The criminal statutes in question --

  • 750.90c    Gross negligence against pregnant individual as crime
  • 750.90e    Conduct as proximate cause of accident involving pregnant individual

A related civil liability statute is found at MCL 600.2922a, and applies to negligent or other wrongful acts occurring after May 1, 2002.


8:07:08 PM    comment []

Making the early cut

A North Dakota man's lawsuit against a physician who performed a circumcision shortly after he was born will proceed to trial in February 2003.  On Long Island, William Stowell has filed a similar lawsuit against the Good Samaritan Hospital of West Islip, based on the theory that the procedure has diminished sexual pleasure for himself and for his partners.  The Stowell case appears to be proceeding with the aid of research by a "foreskinologist" named Kristen O'Hara, who has published a study on female sexual response to sex with circumcised vs. uncircumcised men.  An article states:

"Stowell is just a test case for a new niche of personal-injury caselaw being carved out by Atlanta lawyer David Llewellyn, who has become to the anti-circumcision camp what Johnnie Cochran is for celebrities accused of horrendous, made-for-TV crimes. More than a decade since the first "wrongful circumcision" case, Llewellyn has been increasingly successful at winning settlements ($65,000 in a 1995 case, for example) and blocking unwanted circumcisions.

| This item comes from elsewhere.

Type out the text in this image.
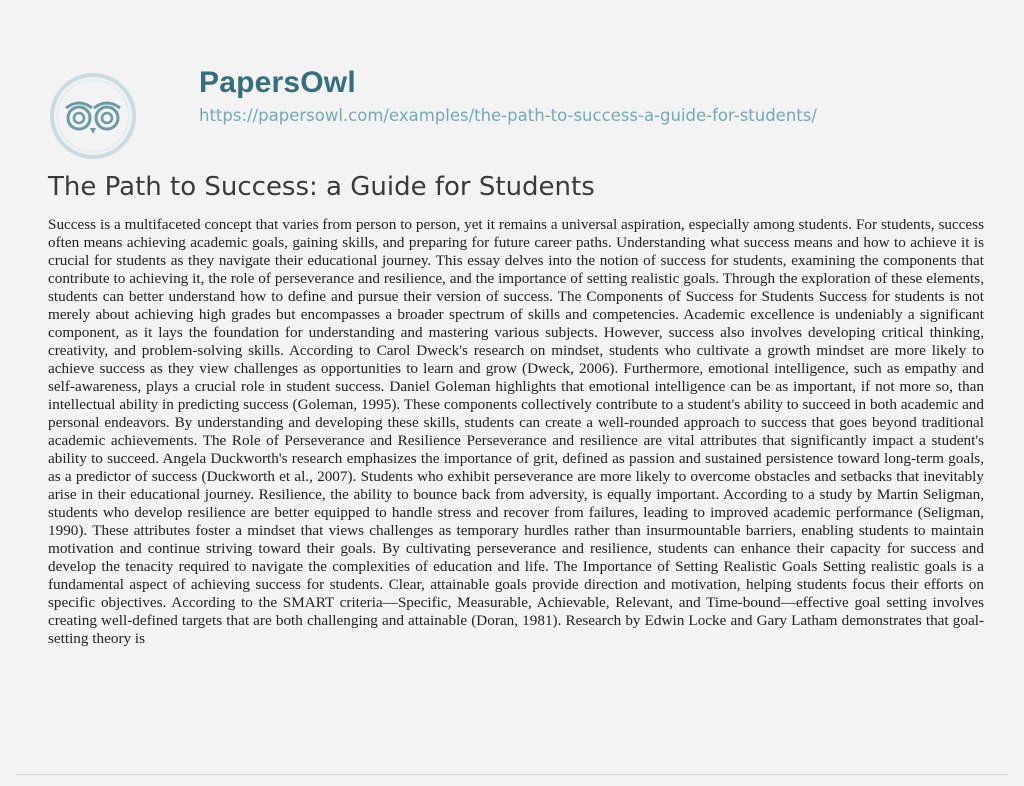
PapersOwl
https://papersowl.com/examples/the-path-to-success-a-guide-for-students/
The Path to Success: a Guide for Students

Success is a multifaceted concept that varies from person to person, yet it remains a universal aspiration, especially among students. For students, success often means achieving academic goals, gaining skills, and preparing for future career paths. Understanding what success means and how to achieve it is crucial for students as they navigate their educational journey. This essay delves into the notion of success for students, examining the components that contribute to achieving it, the role of perseverance and resilience, and the importance of setting realistic goals. Through the exploration of these elements, students can better understand how to define and pursue their version of success. The Components of Success for Students Success for students is not merely about achieving high grades but encompasses a broader spectrum of skills and competencies. Academic excellence is undeniably a significant component, as it lays the foundation for understanding and mastering various subjects. However, success also involves developing critical thinking, creativity, and problem-solving skills. According to Carol Dweck's research on mindset, students who cultivate a growth mindset are more likely to achieve success as they view challenges as opportunities to learn and grow (Dweck, 2006). Furthermore, emotional intelligence, such as empathy and self-awareness, plays a crucial role in student success. Daniel Goleman highlights that emotional intelligence can be as important, if not more so, than intellectual ability in predicting success (Goleman, 1995). These components collectively contribute to a student's ability to succeed in both academic and personal endeavors. By understanding and developing these skills, students can create a well-rounded approach to success that goes beyond traditional academic achievements. The Role of Perseverance and Resilience Perseverance and resilience are vital attributes that significantly impact a student's ability to succeed. Angela Duckworth's research emphasizes the importance of grit, defined as passion and sustained persistence toward long-term goals, as a predictor of success (Duckworth et al., 2007). Students who exhibit perseverance are more likely to overcome obstacles and setbacks that inevitably arise in their educational journey. Resilience, the ability to bounce back from adversity, is equally important. According to a study by Martin Seligman, students who develop resilience are better equipped to handle stress and recover from failures, leading to improved academic performance (Seligman, 1990). These attributes foster a mindset that views challenges as temporary hurdles rather than insurmountable barriers, enabling students to maintain motivation and continue striving toward their goals. By cultivating perseverance and resilience, students can enhance their capacity for success and develop the tenacity required to navigate the complexities of education and life. The Importance of Setting Realistic Goals Setting realistic goals is a fundamental aspect of achieving success for students. Clear, attainable goals provide direction and motivation, helping students focus their efforts on specific objectives. According to the SMART criteria—Specific, Measurable, Achievable, Relevant, and Time-bound—effective goal setting involves creating well-defined targets that are both challenging and attainable (Doran, 1981). Research by Edwin Locke and Gary Latham demonstrates that goal-setting theory is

                   *       *      *

"But Llewellyn wants his pound of flesh. [emphasis added!] He’s hoping that the Stowell case goes to trial so he can use it as a pulpit to spread the anti-circumcision gospel. For a circumcised guy like me, talking to Llewellyn for even a few minutes was a remorseful trip through a sex life that might have been."

What, pray tell, would be the measure of damages for a "sex life that might have been"?

Two organizations involved are Attorneys for the Rights of the Child and the National Organization of Circumcision Information Resource Centers (NOCIRC).  

We have no quarrel with those who criticize circumcision as a routine procedure for infants in a non-religious venue.  But the fact of the matter is that the standard of care twenty and thirty years ago called for offering circumcision as an option to parents of newborn males, and today the option is still commonly offered. 

Personal injury litigation is not the proper milieu for the advancement of medical/ideological issues, in our view.